Would we close out AQN completely in the next little while? That certainly could be the plan but most likely we’ll trim our AQN holdings for tax loss reasons, continue to hold some shares, and see if AQN can recover early next year. Long term, I think closing out AQN completely is probably the right move to make.
Dividend Score Card – September 2023
Here’s our dividend scorecard on how we did in September:
It was nice to see that we added $443.48 toward our annual dividend income. Having a drip ratio of 68.4% was also quite fantastic.
Going forward, we will continue to increase our dividend income by using the three pillars:
- Investment of new cash
- Organic dividend growth from dividend hikes
- Dividend reinvestment plans
Financial Independence Journey Update
It is our goal to be able to live off dividends when we are financially independent. After nine months, our dividend income was able to cover 102.5% of our necessity expenses.
Necessity expenses include things like groceries, mortgage, household items, utilities, internet, phone, health, car related expenses, insurance, and any other essential expenses.
Necessity expenses do not include things like eating out, charitable donations, massages, and vacations.

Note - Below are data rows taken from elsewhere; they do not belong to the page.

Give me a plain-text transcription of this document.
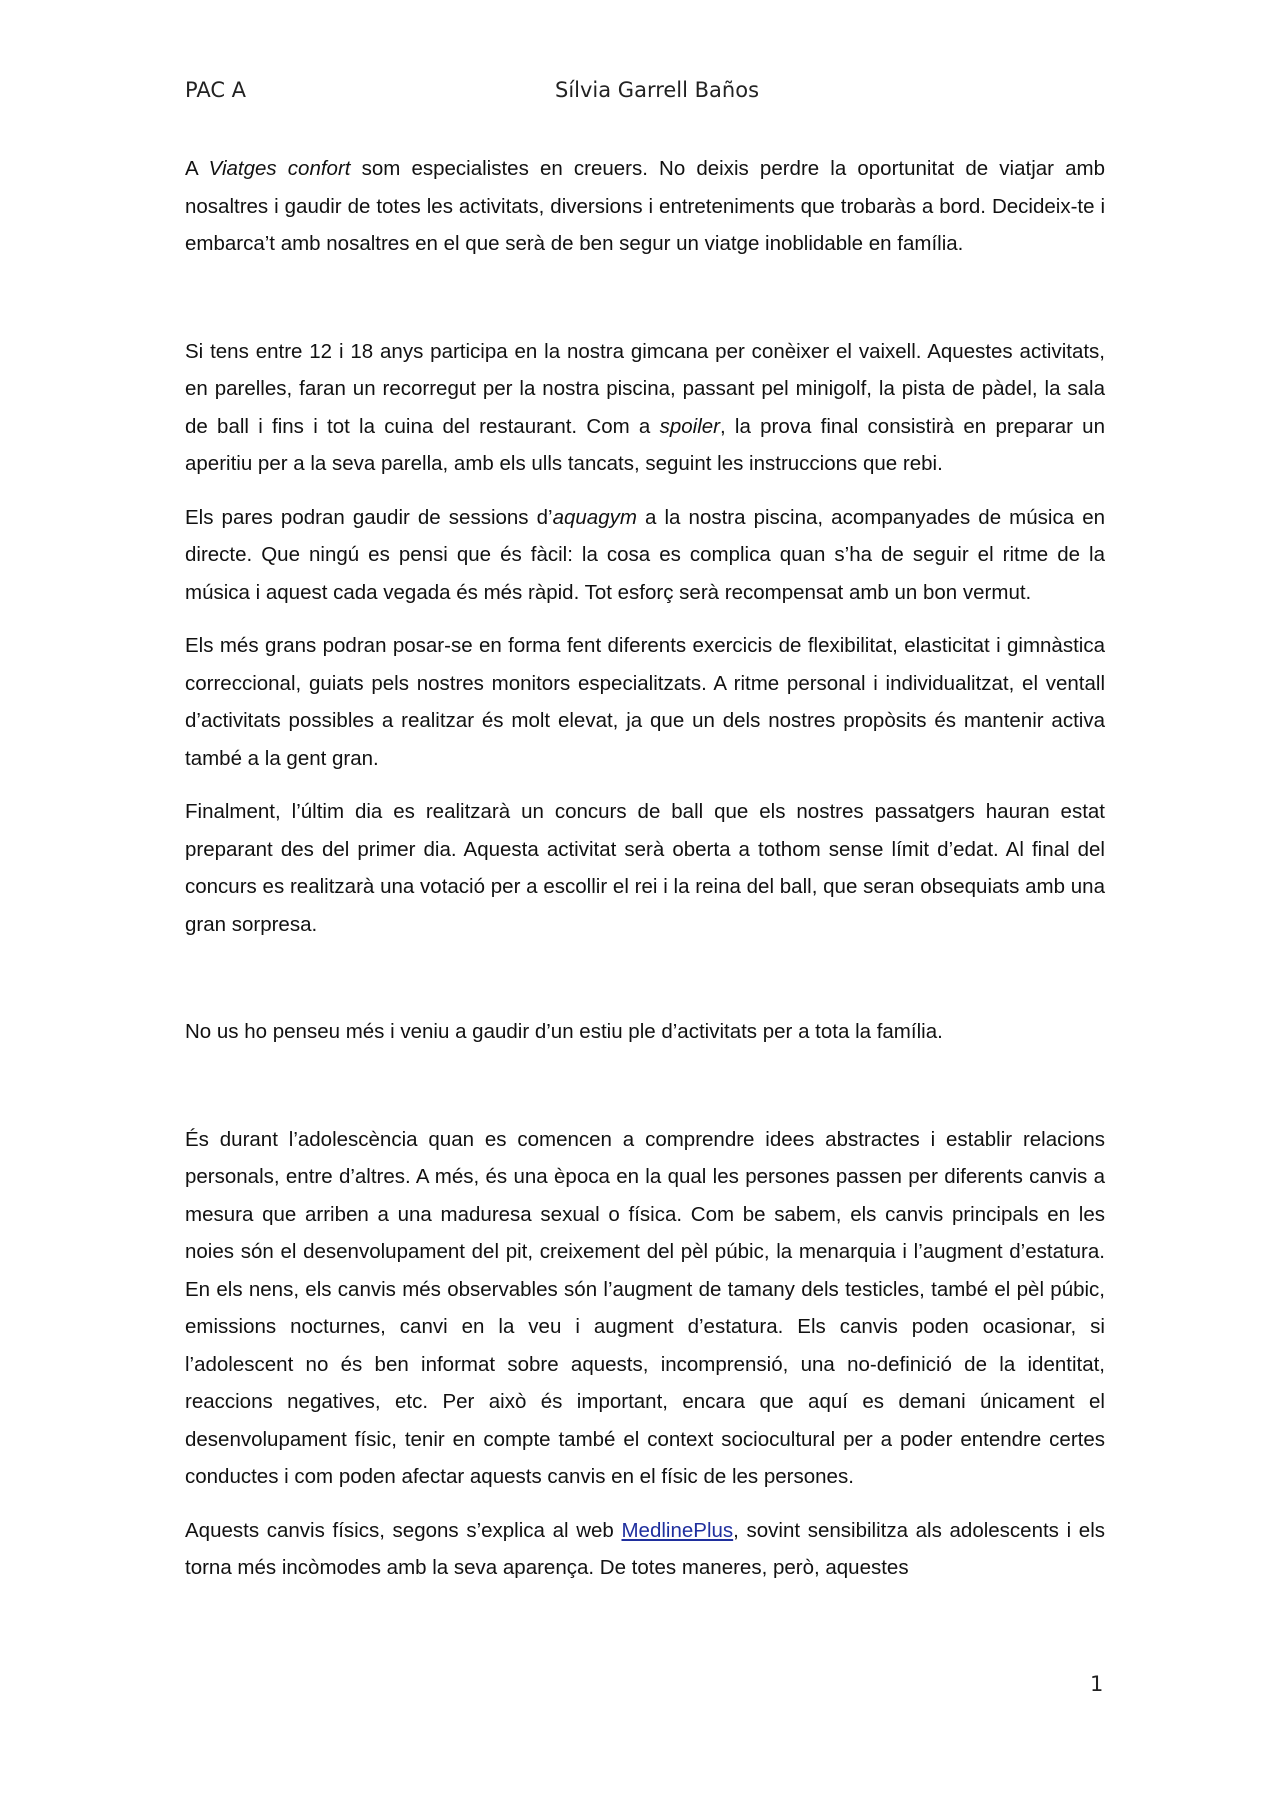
PAC A	Sílvia Garrell Baños

A Viatges confort som especialistes en creuers. No deixis perdre la oportunitat de viatjar amb nosaltres i gaudir de totes les activitats, diversions i entreteniments que trobaràs a bord. Decideix-te i embarca’t amb nosaltres en el que serà de ben segur un viatge inoblidable en família.

Si tens entre 12 i 18 anys participa en la nostra gimcana per conèixer el vaixell. Aquestes activitats, en parelles, faran un recorregut per la nostra piscina, passant pel minigolf, la pista de pàdel, la sala de ball i fins i tot la cuina del restaurant. Com a spoiler, la prova final consistirà en preparar un aperitiu per a la seva parella, amb els ulls tancats, seguint les instruccions que rebi.

Els pares podran gaudir de sessions d’aquagym a la nostra piscina, acompanyades de música en directe. Que ningú es pensi que és fàcil: la cosa es complica quan s’ha de seguir el ritme de la música i aquest cada vegada és més ràpid. Tot esforç serà recompensat amb un bon vermut.

Els més grans podran posar-se en forma fent diferents exercicis de flexibilitat, elasticitat i gimnàstica correccional, guiats pels nostres monitors especialitzats. A ritme personal i individualitzat, el ventall d’activitats possibles a realitzar és molt elevat, ja que un dels nostres propòsits és mantenir activa també a la gent gran.

Finalment, l’últim dia es realitzarà un concurs de ball que els nostres passatgers hauran estat preparant des del primer dia. Aquesta activitat serà oberta a tothom sense límit d’edat. Al final del concurs es realitzarà una votació per a escollir el rei i la reina del ball, que seran obsequiats amb una gran sorpresa.

No us ho penseu més i veniu a gaudir d’un estiu ple d’activitats per a tota la família.

És durant l’adolescència quan es comencen a comprendre idees abstractes i establir relacions personals, entre d’altres. A més, és una època en la qual les persones passen per diferents canvis a mesura que arriben a una maduresa sexual o física. Com be sabem, els canvis principals en les noies són el desenvolupament del pit, creixement del pèl púbic, la menarquia i l’augment d’estatura. En els nens, els canvis més observables són l’augment de tamany dels testicles, també el pèl púbic, emissions nocturnes, canvi en la veu i augment d’estatura. Els canvis poden ocasionar, si l’adolescent no és ben informat sobre aquests, incomprensió, una no-definició de la identitat, reaccions negatives, etc. Per això és important, encara que aquí es demani únicament el desenvolupament físic, tenir en compte també el context sociocultural per a poder entendre certes conductes i com poden afectar aquests canvis en el físic de les persones.

Aquests canvis físics, segons s’explica al web MedlinePlus, sovint sensibilitza als adolescents i els torna més incòmodes amb la seva aparença. De totes maneres, però, aquestes

1
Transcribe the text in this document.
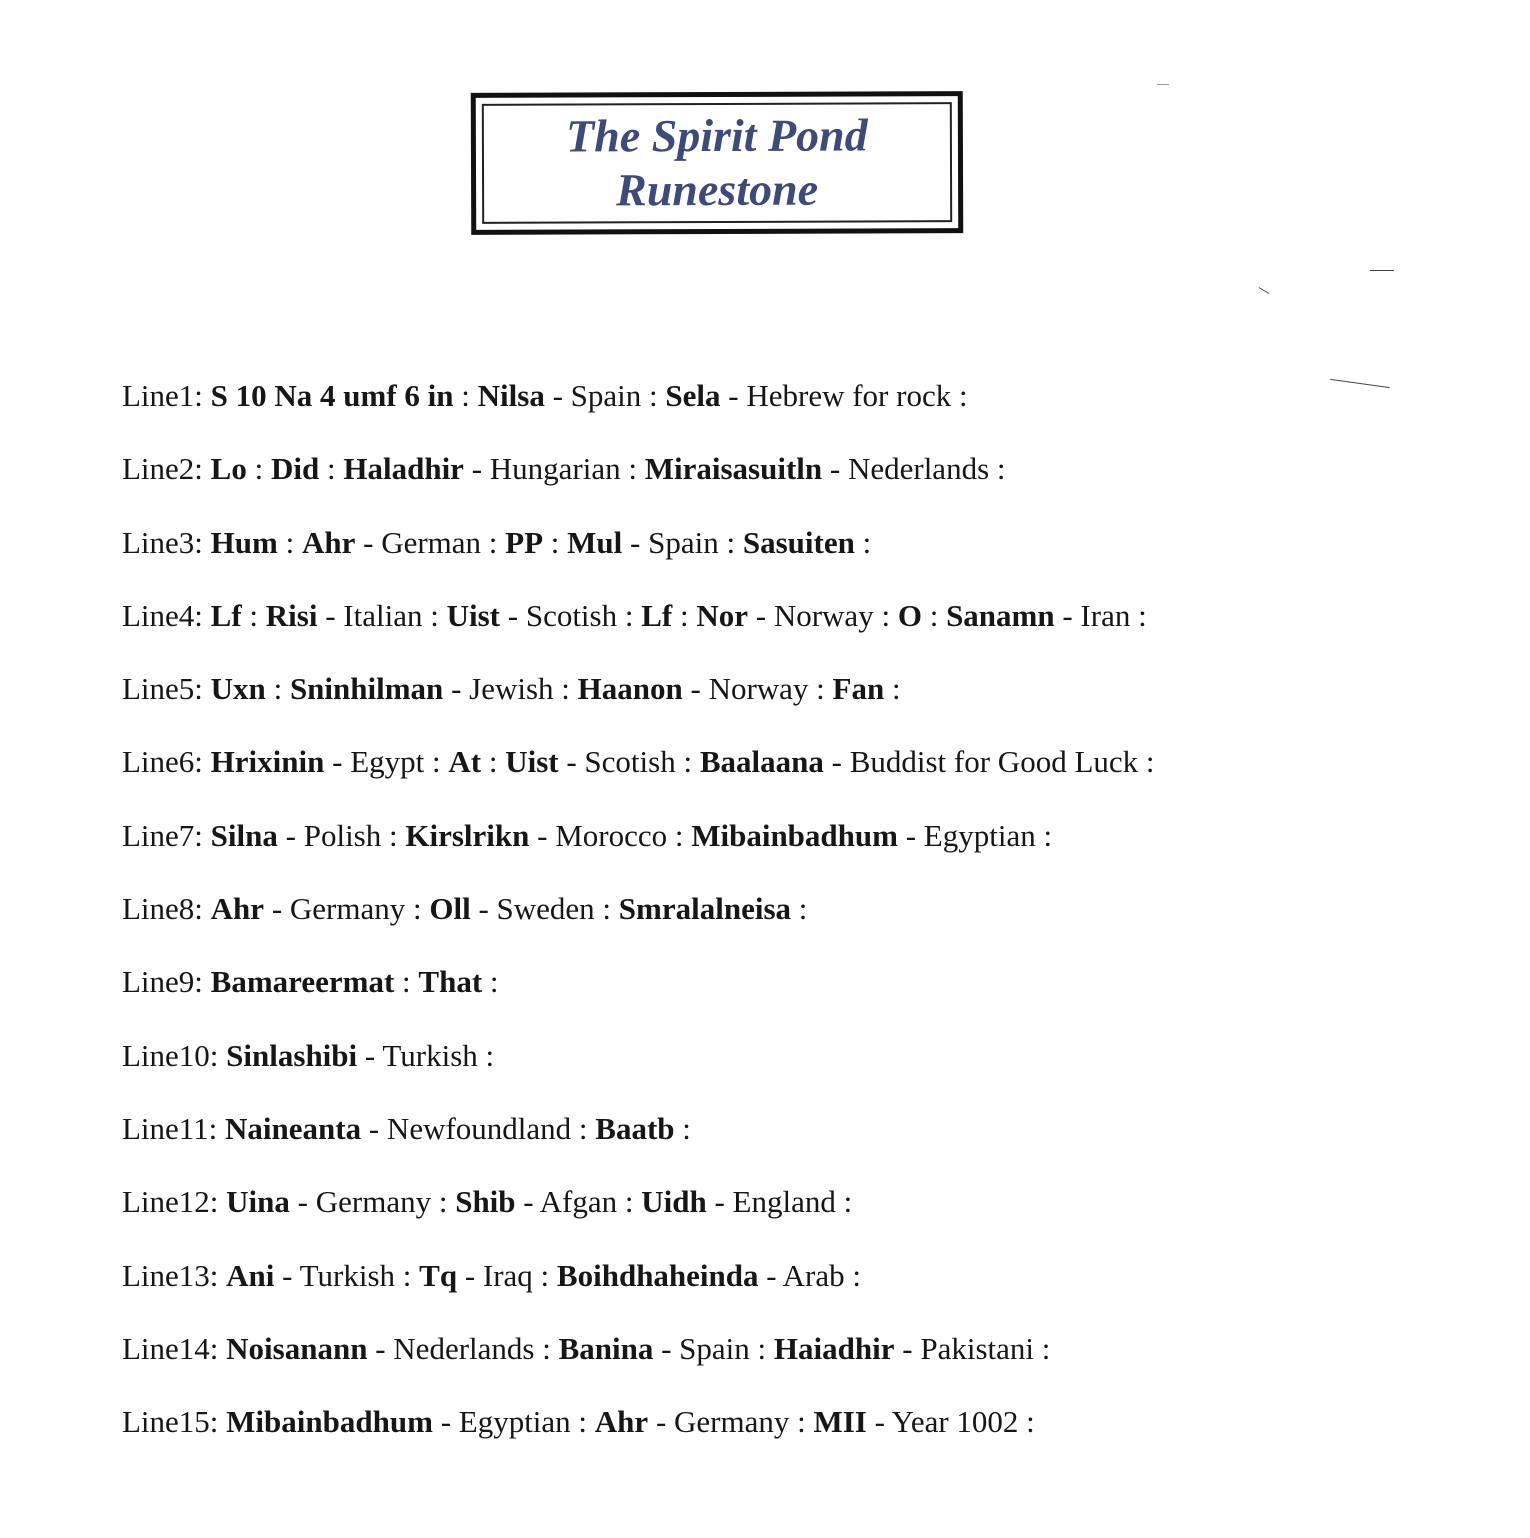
The Spirit Pond
Runestone
Line1: S 10 Na 4 umf 6 in : Nilsa - Spain : Sela - Hebrew for rock :
Line2: Lo : Did : Haladhir - Hungarian : Miraisasuitln - Nederlands :
Line3: Hum : Ahr - German : PP : Mul - Spain : Sasuiten :
Line4: Lf : Risi - Italian : Uist - Scotish : Lf : Nor - Norway : O : Sanamn - Iran :
Line5: Uxn : Sninhilman - Jewish : Haanon - Norway : Fan :
Line6: Hrixinin - Egypt : At : Uist - Scotish : Baalaana - Buddist for Good Luck :
Line7: Silna - Polish : Kirslrikn - Morocco : Mibainbadhum - Egyptian :
Line8: Ahr - Germany : Oll - Sweden : Smralalneisa :
Line9: Bamareermat : That :
Line10: Sinlashibi - Turkish :
Line11: Naineanta - Newfoundland : Baatb :
Line12: Uina - Germany : Shib - Afgan : Uidh - England :
Line13: Ani - Turkish : Tq - Iraq : Boihdhaheinda - Arab :
Line14: Noisanann - Nederlands : Banina - Spain : Haiadhir - Pakistani :
Line15: Mibainbadhum - Egyptian : Ahr - Germany : MII - Year 1002 :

In other words, we are generating sufficient dividend income to cover all of our essential expenses. Soon, we hope to have our dividend income to cover all of our expenses.
Dividend Income – September 2023 Summary
After three quarters, we have received a total of $37,103.17 in dividend income. With three months to go, we are on track to receive over $49,000 in dividends for the whole year.
This would put us slightly ahead of our dividend income projection and I may have to adjust our projections in early January 2024. Being slightly ahead of our projections is a good thing though.
To put things in perspective, $37,103.17 after nine months is equivalent of:
- $135.91 per day or $5.66 per hour
- $951.36 per working week or $23.78 per hour after 39 working weeks
It’s nice that our dividend portfolio is working hard for us every single day so we don’t have to.
Dear readers, how was your September dividend income?